Last-minute airfare search app Flight Tonight -- which operates like a HotelTonight for plane tickets -- has debuted in the Apple App Store.
Flight Tonight helps travelers search for the cheapest round-trip flights departing from the US or overseas within the next 2 to 24 hours.
Tnooz did a test search for flights out of Dallas. Flight Tonight kicked back a long list of truly 11th-hour fares, sorted by price.
A $301 trip to San Antonio was the best available deal on short notice. A same-day flight to Cancún was $538 -- though it required a seven-night stay.
The app is similar to Next Flight, which specializes in searches for the next nonstop flights out of any given airport -- information that's handy if you're stranded at an airport because of a canceled flight.
Yet unlike Next Flight, Flight Tonight includes booking as an option. Users are handed off to the mobile websites of online travel agencies -- specifically Expedia, Orbitz, and Travelocity -- or to those of selected airlines.
Flight Tonight is made by travel tech startup Hopper (see disclosure, below). But you'll struggle to find Hopper's name anywhere in the app because the Cambridge, Mass.-based startup is at pains to distance itself from this experiment.
Hopper's chief data scientist Patrick Surry says the company doesn't see last-minute flights as its main business.
It is instead working on a Hopper-branded app that will have broad search inspiration and booking functionality. That app without the limitation of a time window will debut "within a few months," he says.
Surry says the company merely thought it would be fun to show off Hopper's search technology by applying it to "a fun use case". The startup says its main product right now is to help consumers find the best time to book a flight.
An unlikely experiment
It was only last winter that Tnooz addressed the question of why there is no Hotel Tonight for airline tickets.
A few of the explanations were:
1. There aren't enough last-minute empty seats to give consumers enough of interest.
2. If it became successful, airlines would pull the inventory, to start selling it more creatively on their own -- eliminating the middleman on their highest-yielding product.
3. There is likely to be only moderate value offered to the customer.
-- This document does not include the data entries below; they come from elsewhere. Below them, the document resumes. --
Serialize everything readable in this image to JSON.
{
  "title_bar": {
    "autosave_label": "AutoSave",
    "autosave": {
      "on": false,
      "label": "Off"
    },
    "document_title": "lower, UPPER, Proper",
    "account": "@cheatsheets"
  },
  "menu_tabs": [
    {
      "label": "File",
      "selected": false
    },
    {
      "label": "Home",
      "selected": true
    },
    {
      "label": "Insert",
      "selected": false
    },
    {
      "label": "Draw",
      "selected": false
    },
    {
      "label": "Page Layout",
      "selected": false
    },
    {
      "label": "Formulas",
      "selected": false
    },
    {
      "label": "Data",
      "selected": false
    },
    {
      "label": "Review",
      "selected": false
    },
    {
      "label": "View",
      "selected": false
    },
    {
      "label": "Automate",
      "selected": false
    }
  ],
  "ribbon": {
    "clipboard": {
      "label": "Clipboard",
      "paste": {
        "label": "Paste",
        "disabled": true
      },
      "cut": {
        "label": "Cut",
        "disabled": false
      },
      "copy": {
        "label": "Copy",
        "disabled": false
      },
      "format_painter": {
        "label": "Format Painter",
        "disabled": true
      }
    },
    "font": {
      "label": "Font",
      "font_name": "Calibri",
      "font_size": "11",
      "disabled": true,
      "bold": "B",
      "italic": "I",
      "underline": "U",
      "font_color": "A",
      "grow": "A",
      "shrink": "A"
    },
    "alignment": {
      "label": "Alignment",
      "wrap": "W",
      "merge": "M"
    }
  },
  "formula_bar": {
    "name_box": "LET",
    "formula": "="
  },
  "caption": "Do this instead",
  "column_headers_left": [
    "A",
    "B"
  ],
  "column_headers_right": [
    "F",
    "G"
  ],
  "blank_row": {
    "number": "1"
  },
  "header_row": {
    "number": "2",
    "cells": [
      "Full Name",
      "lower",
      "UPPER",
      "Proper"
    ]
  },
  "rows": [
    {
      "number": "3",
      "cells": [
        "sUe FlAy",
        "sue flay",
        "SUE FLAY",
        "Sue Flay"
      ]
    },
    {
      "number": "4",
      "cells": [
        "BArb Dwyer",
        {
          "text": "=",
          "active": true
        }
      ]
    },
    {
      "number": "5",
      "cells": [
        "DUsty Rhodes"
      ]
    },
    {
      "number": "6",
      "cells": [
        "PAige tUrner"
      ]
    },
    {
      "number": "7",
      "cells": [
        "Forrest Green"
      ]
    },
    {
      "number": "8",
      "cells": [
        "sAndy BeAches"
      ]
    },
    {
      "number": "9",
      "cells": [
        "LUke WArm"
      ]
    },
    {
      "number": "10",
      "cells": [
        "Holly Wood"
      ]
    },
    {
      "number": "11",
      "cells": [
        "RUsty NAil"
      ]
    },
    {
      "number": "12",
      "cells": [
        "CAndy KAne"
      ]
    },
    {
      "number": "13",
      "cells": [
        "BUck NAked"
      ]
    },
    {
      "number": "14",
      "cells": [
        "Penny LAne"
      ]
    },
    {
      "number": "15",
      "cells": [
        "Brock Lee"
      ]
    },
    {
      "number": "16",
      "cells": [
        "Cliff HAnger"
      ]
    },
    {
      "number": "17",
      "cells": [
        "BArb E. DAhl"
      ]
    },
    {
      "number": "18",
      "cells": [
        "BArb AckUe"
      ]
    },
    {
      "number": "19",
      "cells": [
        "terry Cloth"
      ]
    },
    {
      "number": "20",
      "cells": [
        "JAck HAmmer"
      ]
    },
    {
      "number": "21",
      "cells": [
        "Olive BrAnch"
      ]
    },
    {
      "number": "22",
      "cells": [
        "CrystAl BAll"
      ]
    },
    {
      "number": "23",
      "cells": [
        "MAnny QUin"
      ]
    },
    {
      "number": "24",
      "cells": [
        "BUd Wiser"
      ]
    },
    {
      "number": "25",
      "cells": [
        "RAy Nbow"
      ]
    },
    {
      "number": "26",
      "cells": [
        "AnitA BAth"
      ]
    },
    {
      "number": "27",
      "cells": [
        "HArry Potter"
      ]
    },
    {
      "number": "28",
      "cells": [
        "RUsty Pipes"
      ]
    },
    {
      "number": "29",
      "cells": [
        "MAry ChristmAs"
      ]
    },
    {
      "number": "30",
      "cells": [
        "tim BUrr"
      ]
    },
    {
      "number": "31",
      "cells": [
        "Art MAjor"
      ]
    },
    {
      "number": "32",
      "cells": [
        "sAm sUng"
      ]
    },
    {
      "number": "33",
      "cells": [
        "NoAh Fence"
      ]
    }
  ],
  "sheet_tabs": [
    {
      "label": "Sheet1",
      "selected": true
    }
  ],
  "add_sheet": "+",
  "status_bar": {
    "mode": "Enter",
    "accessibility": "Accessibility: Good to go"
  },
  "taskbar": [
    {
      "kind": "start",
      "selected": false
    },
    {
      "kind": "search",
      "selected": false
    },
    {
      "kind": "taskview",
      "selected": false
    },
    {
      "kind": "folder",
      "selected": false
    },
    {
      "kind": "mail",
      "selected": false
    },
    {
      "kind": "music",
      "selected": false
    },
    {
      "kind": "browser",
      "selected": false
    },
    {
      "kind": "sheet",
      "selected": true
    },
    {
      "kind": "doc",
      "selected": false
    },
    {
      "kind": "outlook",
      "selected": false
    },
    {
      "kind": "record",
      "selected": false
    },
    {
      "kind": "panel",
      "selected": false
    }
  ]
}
Consumers would be disappointed in the lack of discounts or an inability to search by destination airport. The novelty would wear off quickly.
Feeling confident
Surry dismissed such concerns. He says that anyone who plays around with the app will be surprised at how there are actually plenty of seats available to provide some destinations out of most airports on any given day.
There's also enough affordable airfares to keep the app interesting for consumers, he argues.
And the airlines won't stop it. For one thing, the airlines don't mind filling seats that really are about to expire in mere minutes otherwise.
For another, the airlines can't cut off Hopper's data. Its fares are one-step removed as cached data, drawn via queries made each minute by consumers and agents of the databases of the major global distribution systems.
The cached fares are pulled into the app with the help of ITA Software by Google and Hopper's own algorithms.
That technique enables results to appear more quickly in the app.
But Tnooz found that that technique has its drawbacks. If people haven't recently searched for fares from an airport, then Flight Tonight struggles to find data for somewhere nearby as a substitute.
A test search for Koh Samui airport, on a small Thai island, came up with results from Penang Island instead. While Penang is the next closest option with available fares, according to the app, there's a problem in that the airport is in a different country: Malaysia.
This would only be a problem with small airports, of course.
Some quirks aside, the app promises to be a "little, light-hearted experiment", says Surry. The company is not depending on the app to become a money-spinner.
Nor is the company planning to do much marketing around the app, except for a media push.
Expect to read several trend pieces in travel publications soon about how "on demand" apps -- from Hotel Tonight for lodging to Uber and Easy Taxi for ground transportation, plus socially-enhanced recommendation tools like Foursquare and Gogobot -- have now made it possible to book a vacation at the truly last-minute -- right as you are walking out the door and embarking on it.
NB: Disclosure: Hopper CEO Fred Lalonde is also chairman of Tnooz.